Il bond in questione, ideato in collaborazione con Intermonte, si chiama “Callable Fixed to Floating Rate”. E’ stato lanciato sul mercato lo scorso 18 marzo e si caratterizza con il codice ISIN XS2728016739. Come dice il nome “Fixed to floating”, la struttura prevede a un certo punto il passaggio a un rendimento variabile. Per l’esattezza, a partire dal terzo anno il rendimento diventa il tasso Euribor a tre mesi con un un limite minimo (floor) allo zero per cento e un limite massimo (cap) al 6%. Il rendimento continua a essere pagato attraverso cedole trimestrali.
Possibile il rimborso anticipato
La durata del prodotto è 16 anni, con scadenza al 19 marzo 2040, ma è possibile che il bond venga richiamato anticipatamente, dato che l’emittente si è riservato la possibilità, a propria discrezione, di rimborsare in anticipo dalla fine del periodo a tasso fisso, ovvero a partire dal terzo anno di vita. Per ogni anno è stata fissata una data in cui l’emittente potrà eventualmente annunciare il rimborso anticipato. In tal caso l’investitore riceverà il 100% del valore nominale, più il pagamento degli interessi relativi all’ultimo periodo di maturazione della cedola.
La prima data sarà il 18 marzo 2026. Il calendario completo è nella tabellina qui sotto.
Alla scadenza finale, il 19 marzo 2040, l’emittente rimborserà il 100% del valore nominale (1.000 euro). Da notare che il prodotto viene emesso a 100, ma il prezzo di mercato sarà inizialmente tenuto fermo a 99 euro dall’emittente, nei limiti permessi dalle condizioni di mercato, dunque a sconto. Questo genera di per sé un rendimento aggiuntivo dell’ 1% che si somma ai flussi cedolari!
Dal terzo anno cedole pari all’Euribor a 3 mesi
L’Euribor (acronimo della dicitura inglese Euro Interbank Offered Rate), rappresenta il tasso medio d'interesse con cui un gran numero di istituti bancari europei (le cosiddette "banche di riferimento") effettuano le operazioni interbancarie di scambio di denaro nell'area Euro. Tutti i giorni feriali alle ore 11.00 CET i tassi di interesse Euribor vengono fissati e comunicati a tutte le parti interessate.

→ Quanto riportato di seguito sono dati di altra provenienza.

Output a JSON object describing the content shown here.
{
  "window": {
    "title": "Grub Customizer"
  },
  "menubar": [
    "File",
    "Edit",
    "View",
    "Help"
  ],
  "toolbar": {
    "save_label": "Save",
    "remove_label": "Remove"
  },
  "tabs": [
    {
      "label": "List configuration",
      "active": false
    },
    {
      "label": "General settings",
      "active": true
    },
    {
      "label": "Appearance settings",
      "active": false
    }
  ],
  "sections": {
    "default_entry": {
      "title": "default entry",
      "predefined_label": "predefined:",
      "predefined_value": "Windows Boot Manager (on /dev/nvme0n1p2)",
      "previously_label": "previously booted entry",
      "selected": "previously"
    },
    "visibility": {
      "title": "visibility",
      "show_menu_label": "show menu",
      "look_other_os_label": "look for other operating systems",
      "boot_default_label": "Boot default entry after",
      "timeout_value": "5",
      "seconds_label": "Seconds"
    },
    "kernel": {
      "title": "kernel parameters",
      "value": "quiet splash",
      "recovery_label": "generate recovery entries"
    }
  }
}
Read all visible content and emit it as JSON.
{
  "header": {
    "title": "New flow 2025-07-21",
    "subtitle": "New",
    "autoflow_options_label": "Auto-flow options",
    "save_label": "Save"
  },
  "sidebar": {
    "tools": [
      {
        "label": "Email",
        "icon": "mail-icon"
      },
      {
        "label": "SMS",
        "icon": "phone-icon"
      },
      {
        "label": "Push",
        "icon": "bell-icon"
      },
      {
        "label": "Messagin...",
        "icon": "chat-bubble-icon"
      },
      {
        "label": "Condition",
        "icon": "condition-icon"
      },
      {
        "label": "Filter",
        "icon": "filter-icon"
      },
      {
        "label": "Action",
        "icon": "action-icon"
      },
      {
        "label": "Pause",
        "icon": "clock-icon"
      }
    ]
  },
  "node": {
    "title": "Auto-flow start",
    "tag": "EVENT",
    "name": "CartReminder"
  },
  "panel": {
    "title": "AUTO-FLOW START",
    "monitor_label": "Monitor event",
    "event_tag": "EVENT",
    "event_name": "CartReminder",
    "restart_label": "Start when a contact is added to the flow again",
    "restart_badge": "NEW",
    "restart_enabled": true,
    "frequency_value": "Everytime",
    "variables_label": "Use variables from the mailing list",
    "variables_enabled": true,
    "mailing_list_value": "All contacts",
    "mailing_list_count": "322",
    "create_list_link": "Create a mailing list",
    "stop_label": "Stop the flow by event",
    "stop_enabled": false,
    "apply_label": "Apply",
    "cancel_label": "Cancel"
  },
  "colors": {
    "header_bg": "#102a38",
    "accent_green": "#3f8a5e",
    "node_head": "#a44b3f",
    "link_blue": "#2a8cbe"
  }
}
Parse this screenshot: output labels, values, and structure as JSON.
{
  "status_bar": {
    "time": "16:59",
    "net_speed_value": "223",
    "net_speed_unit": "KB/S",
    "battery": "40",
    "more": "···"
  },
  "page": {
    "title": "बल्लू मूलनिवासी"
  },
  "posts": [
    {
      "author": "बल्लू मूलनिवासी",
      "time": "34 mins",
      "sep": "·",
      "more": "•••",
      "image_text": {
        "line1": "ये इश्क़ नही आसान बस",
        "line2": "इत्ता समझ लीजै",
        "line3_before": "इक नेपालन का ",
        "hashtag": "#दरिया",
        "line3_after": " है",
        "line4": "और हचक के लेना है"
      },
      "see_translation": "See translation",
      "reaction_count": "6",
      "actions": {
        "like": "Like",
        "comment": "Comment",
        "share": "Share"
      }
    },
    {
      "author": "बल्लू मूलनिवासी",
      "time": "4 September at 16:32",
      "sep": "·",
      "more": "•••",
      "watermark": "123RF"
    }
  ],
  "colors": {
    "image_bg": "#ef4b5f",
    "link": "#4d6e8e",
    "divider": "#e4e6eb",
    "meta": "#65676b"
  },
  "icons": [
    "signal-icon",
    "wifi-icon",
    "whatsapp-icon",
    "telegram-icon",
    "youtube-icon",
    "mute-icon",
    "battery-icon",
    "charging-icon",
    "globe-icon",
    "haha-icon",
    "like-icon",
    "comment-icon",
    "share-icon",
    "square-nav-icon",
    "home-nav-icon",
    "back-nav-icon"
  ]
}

Come mostra il grafico qui sotto, l’Euribor a 3 mesi è il tasso che più si avvicina al tasso sui depositi della Bce. Quest’ultimo è diventato progressivamente il vero tasso di riferimento per la Banca centrale europea ed è oggi pari al 4%, con l’Euribor a 3 mesi attualmente al 3,90%.
Dopo i due anni iniziali di tasso fisso all’8%, indicare per il bond XS2728016739 cedole pari all’Euribor a 3 mesi significa garantire un rendimento in linea con le prossime scelte di politica monetaria della Bce.
Le ragioni del cap al 6%
Quanto al cap al 6%, è un limite che permette di alzare il rendimento il più possibile nei primi due anni. Infatti, le attese del mercato sono per una maggiore incertezza sui tassi nei prossimi due anni. Poi si dovrebbe assistere ad una graduale stabilizzazione del mercato obbligazionario. Inoltre, come si evince dal grafico sotto, negli ultimi 23 anni l’Euribor 3 mesi è andato solo due volte poco oltre il 5%, con la crisi dot.com e con quella di Lehman Brothers. Due casi estremi di stress del mercato.